We plunged into the Village scene together, where for a time
he found comfort in an East 5th Street apartment living with a woman named Laurie,
with me still destined for a life of crime I could not completely avoid before
winding up living around the block on East 6th Street, a hunted criminal
connected to Abbie Hoffman and the Weather Underground.
Hank never got into the radical aspects of the 1960s, preferring
the peace and love hippie life, something he could not sustain working as we
both did for Mercury Messenger Service.
He eventually moved back to New Jersey and took up various
warehouse jobs, while engaging in community theater on his free time, trying to
convince me to write songs for him so he could become a new Elton John.
I struggled through similar jobs, scribbling out bad poetry,
while learning how to write, not just poems or songs, but eventually real
stories, and eventually newspaper stories as well.
At the time of Hank’s death, I was fully into a career as a
journalist, something I think Hank admired in me since he saw me living up to
my dreams when life kept him from realizing his.
For several years, Hank and I searched desperately for the New
York City folk scene that had vanished a decade before our arrival, wandering
into a strange new world that included places like The Electric Circus, the
Filmore East and Max’s Kansas City.
Hank loved New York with such a passion that he could not
leave it, and often drove there after work to hang out at several bars – I eventually
wrote a song about him and a place called “Formerly Joes” in the West Village.

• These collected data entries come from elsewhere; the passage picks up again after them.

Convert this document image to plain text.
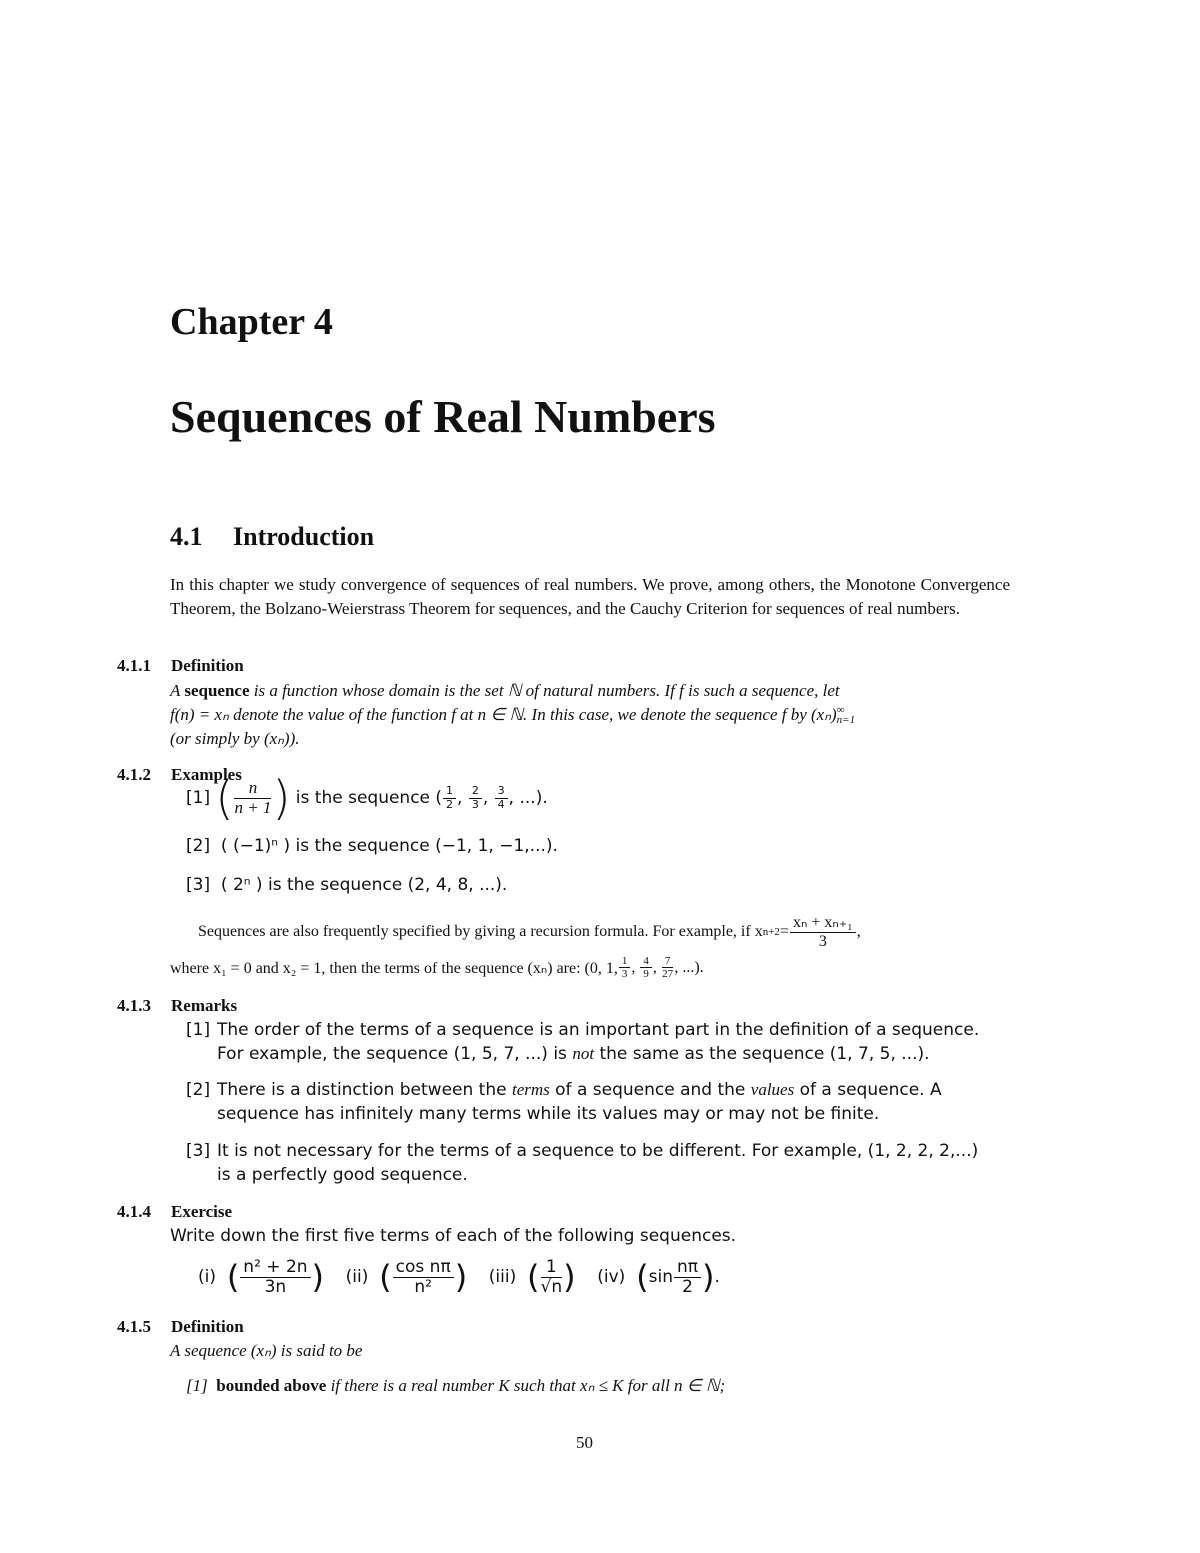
Chapter 4
Sequences of Real Numbers
4.1 Introduction
In this chapter we study convergence of sequences of real numbers. We prove, among others, the Monotone Convergence Theorem, the Bolzano-Weierstrass Theorem for sequences, and the Cauchy Criterion for sequences of real numbers.
4.1.1 Definition
A sequence is a function whose domain is the set ℕ of natural numbers. If f is such a sequence, let
f(n) = xₙ denote the value of the function f at n ∈ ℕ. In this case, we denote the sequence f by (xₙ) ∞
n=1
(or simply by (xₙ)).
4.1.2 Examples
[1]
( $\frac{n}{n + 1}$ )
is the sequence ( $\frac{1}{2}$ , $\frac{2}{3}$ , $\frac{3}{4}$ , ...).
[2] ( (−1)ⁿ ) is the sequence (−1, 1, −1,...).
[3] ( 2ⁿ ) is the sequence (2, 4, 8, ...).
Sequences are also frequently specified by giving a recursion formula. For example, if x $n+2 = \frac{\text{xₙ + xₙ₊₁}}{3}$ ,
where x₁ = 0 and x₂ = 1, then the terms of the sequence (xₙ) are: (0, 1, $\frac{1}{3}$ , $\frac{4}{9}$ , $\frac{7}{27}$ , ...).
4.1.3 Remarks
[1] The order of the terms of a sequence is an important part in the definition of a sequence.
For example, the sequence (1, 5, 7, ...) is not the same as the sequence (1, 7, 5, ...).
[2] There is a distinction between the terms of a sequence and the values of a sequence. A
sequence has infinitely many terms while its values may or may not be finite.
[3] It is not necessary for the terms of a sequence to be different. For example, (1, 2, 2, 2,...)
is a perfectly good sequence.
4.1.4 Exercise
Write down the first five terms of each of the following sequences.
(i)
( $\frac{\text{n² + 2n}}{3n}$ )
(ii)
( $\frac{\text{cos nπ}}{\text{n²}}$ )
(iii)
( $\frac{1}{√n}$ )
(iv)
( $\sin \frac{n\pi}{2}$ ) .
4.1.5 Definition
A sequence (xₙ) is said to be
[1] bounded above if there is a real number K such that xₙ ≤ K for all n ∈ ℕ;
50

I try to think more about those days when he still was creative
than the final days when he could not keep up on the treadmill of ill health
and struggled just to wake up. He might have survived longer had he gone into more
intensive therapy, doing the full-blown dialysis he needed rather than the
half-hearted effort he engaged in so that he could continue to work and socialize.
I remember his fantasy when we were young, about he, me,
Pauly and Garrick, all as old men, gray-haired, hanging out together on rocking
chairs on some porch, viewing the world without usual cynical eye. Hank used to
sing the Beatles song about being 64. Now, we have to update it. Yes, Hank, I will
still love you when you’re 70 or even 74.